Yerel yönetimlerle İlgili yasalarda ilk özel idaresine, belediyelere oldukça geniş bir alanda görev ve sorumluluk verilmektedir.
Bu görevleri birkaç başlık altında toparlamak mümkündür;
1-Kentsel alt yapıyı oluşturan İmar, su, kanalizasyon, ulaşım sistemi,
2-Temizlik, çevre sağlığı, itfaiye, defin İşlemleri gibi hizmetler,
3-Okul öncesi eğitim, mesleki eğitim, ekonomik, sosyal ve kültürel hizmetler,
4-Sağlık, doğal ve tarihsel dokunun korunması gibi alanlarda yoğunlaşmaktadır.
Yerel yönetimler doğumdan ölüme kadar "hemşerilerine hemen her konuda hizmet vermekle yükümlüdür.
İl özel idareleriyle birlikte ele alındığında yerel yönetimler, özellikle son yıllarda yapılan düzenlemelerle engelliler açısından bazı görevler üstlenmişlerdir.
Bu görevler bireysel anlamda engellilere yönelik olmasının yanı sıra engelli örgütlerini de kapsayacak niteliktedir.
İl özel idaresi ve belediyeler yasalarını incelediğimizde bütün hizmetlerin verilmesinde engelliler ve yaşlıların durumuna uygun yöntemlerin uygulanması istenmektedir. (5393 sayılı Belediyeler Yasası Md. 14 ve 5302 il özel İdaresi Yasası Md. 6)
Bunun dışında il özel idaresi ve belediyelerin engellilere yapacak hizmet ve yardımlara gider kalemleri arasında yer verilmiştir. (5393 sayılı Belediyeler Yasası Md. 60 ve 5302 İl Özel İdaresi Yasası Md. 43)
Belediye başkanları engellilere yönelik hizmetleri yürütmek ve engelliler için merkezler kurmakla görevli kılınmıştır. (5393 sayılı Belediyeler Yasası Md. 38)
Yukarıda belirtmiş olduğumuz gibi Büyükşehir Belediyesi Yasası bu görev ve sorumlulukları daha genişletmektedir.
Yasa büyükşehir belediyelerinin görevleri arasında "yaşlılar, özürlüler, kadınlar, gençler ve çocuklara yönelik sosyal ve kültürel hizmetler sunmayı sayarak, belediyeler yasasındaki görevleri pekiştirmektedir. (5216 sayılı Büyükşehir Belediyesi Yasası Md. 7)
Yine aynı yasada büyükşehir belediye başkanlarının görevlerinden biri de engellilere verilecek hizmetlere destek vermek olarak sayılmıştır. (5216 sayılı Büyükşehir Belediyesi Yasası Md. 18)
Kentlerimizde engellilerin yaşamı
Üzerinde yaşadığımız topraklar insanlık tarihinde kenti, kentleşmeyi en üst düzeyde yaşamış ve yaşama geçirmiş uygarlıklara ev sahipliği yapmıştır.
Bu değerli mirası geliştirmek yerine hızla tüketen bir anlayışın egemen olması, bugün yaşanan birçok sorunun da kaynağını oluşturmaktadır.
Engellilerin kent yaşamından "eşit” yararlanabilmesi için teknik düzeyde kurallar belirlenmiştir.
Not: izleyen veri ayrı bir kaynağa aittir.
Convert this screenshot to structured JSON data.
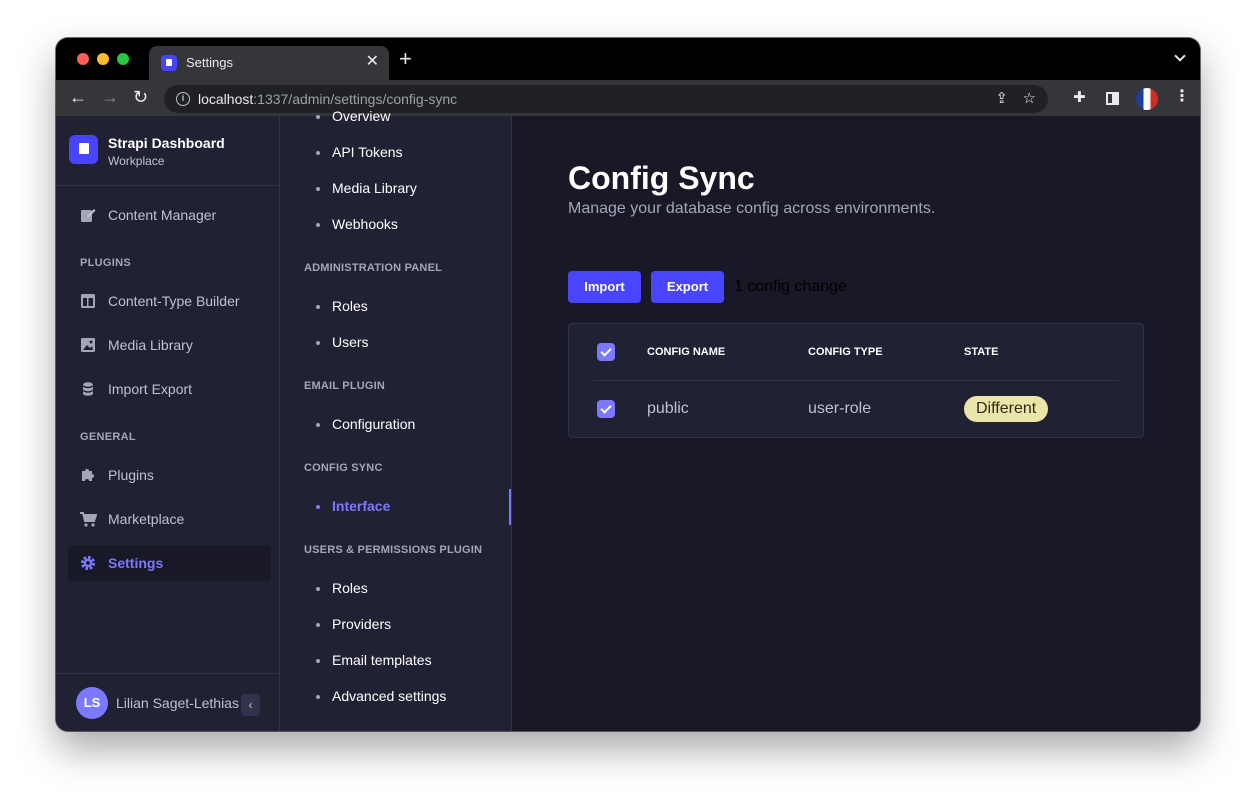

Ülkemizde de bunların ölçüleri saptanmış, standartları yani en alt düzeyleri oluşturulmuştur.
İmar Yasası'nın Ek l.Maddesi; fiziki çevrenin engelliler için ulaşılabilir ve yaşanılabilir kılınması için, imar planları ile kentsel, sosyal, teknik altyapı alanlarında ve yapılarda, Türk Standartları Enstitüsü'nün ilgili standartlarına uyulması zorunludur demektedir.
Türk Standartları Enstitüsü, yapıların iç ve dış düzenlemelerinde, yollarda uygulanması gereken ölçüleri belirlemiş ve bunları da yayınlamıştır.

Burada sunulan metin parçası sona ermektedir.